Nos últimos anos, a questão do crescimento econômico ganhou uma variável: as mudanças climáticas. “Elas geram custos que são reais, mas que tendem a ser ignorados pelas estatísticas oficiais de crescimento”, criticou Tanzi. “Elas estão criando problemas econômicos novos e difíceis de resolver, com impactos significativos”.
Dentro deste contexto, ainda não existem instituições globais com poder para frear esse processo. Os países mais ricos continuam consumindo muito mais do que os pobres e continuam tendo mais poder político dentro dos organismos multilaterais. “No último Fórum Econômico Mundial, em Davos, mais de mil pessoas viajaram em seus aviões particulares. Se é justo que os países ricos diminuam seu crescimento para controlar as emissões (de poluentes), por analogia também é justo que as pessoas mais ricas também diminuam seu consumo, já que elas realizam muito mais emissões que as mais pobres”.
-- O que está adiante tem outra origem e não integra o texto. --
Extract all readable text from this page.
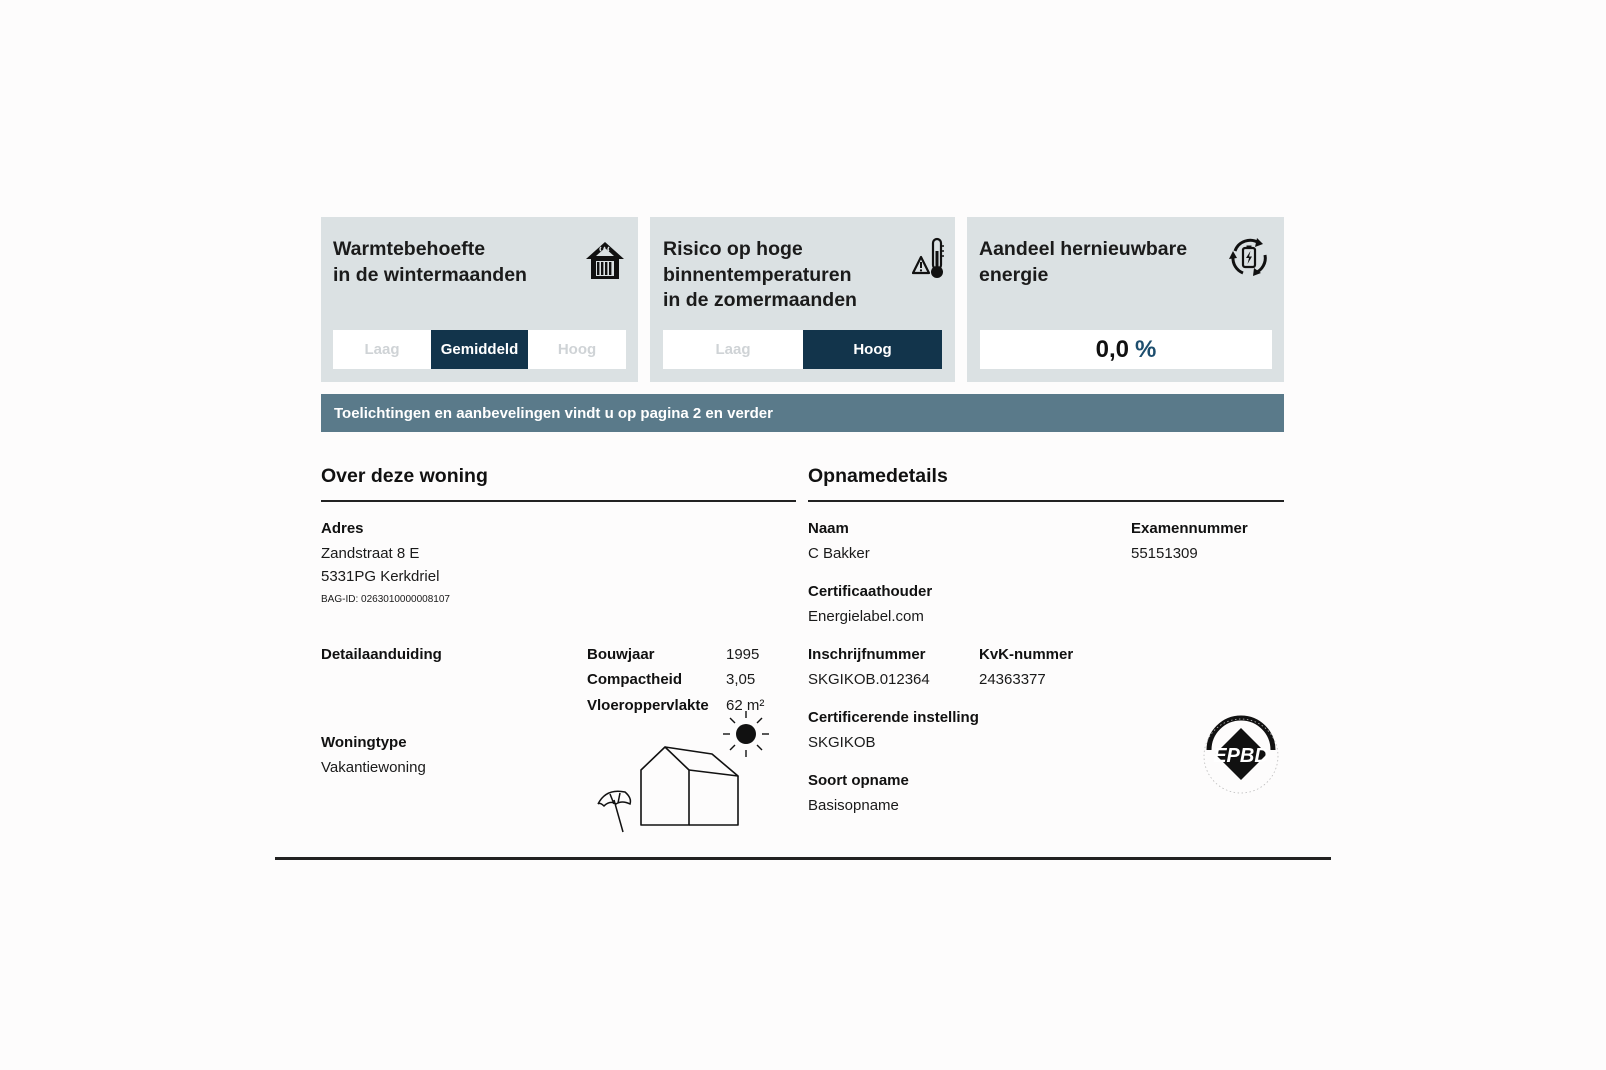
Warmtebehoefte
in de wintermaanden
Laag	Gemiddeld	Hoog
Risico op hoge
binnentemperaturen
in de zomermaanden
Laag	Hoog
Aandeel hernieuwbare
energie
0,0 %
Toelichtingen en aanbevelingen vindt u op pagina 2 en verder
Over deze woning
Adres
Zandstraat 8 E
5331PG Kerkdriel
BAG-ID: 0263010000008107
Detailaanduiding	Bouwjaar	1995
Compactheid	3,05
Vloeroppervlakte 62 m²
Woningtype
Vakantiewoning
Opnamedetails
Naam
C Bakker
Examennummer
55151309
Certificaathouder
Energielabel.com
Inschrijfnummer
SKGIKOB.012364
KvK-nummer
24363377
Certificerende instelling
SKGIKOB
Soort opname
Basisopname
EPBD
Neste sentido, o Brasil tem um papel importante, dada a função que suas florestas desempenham na moderação do clima mundial – mas, enquanto os benefícios poderiam ser sentidos no mundo todo, a responsabilidade e os custos acabam recaindo somente sobre o Brasil. “Os custos totais de promover políticas que preservariam a Floresta Amazônica são arcados pelo Brasil, enquanto uma grande parte dos benefícios iriam para o resto do mundo. É natural que esse resultado reduza o incentivo do Brasil para preservar a floresta”, observou. E apesar disso, o crescimento econômico continua sendo um objetivo importante para a maioria dos países.
Tanzi finalizou sua palestra falando que não há soluções mágicas para estes problemas complexos e que o Brasil – um país maravilhoso, que ele mencionou como um dos mais bonitos do mundo – deve prestar atenção nos erros de política mencionados no início da palestra, de modo a não cometê-los.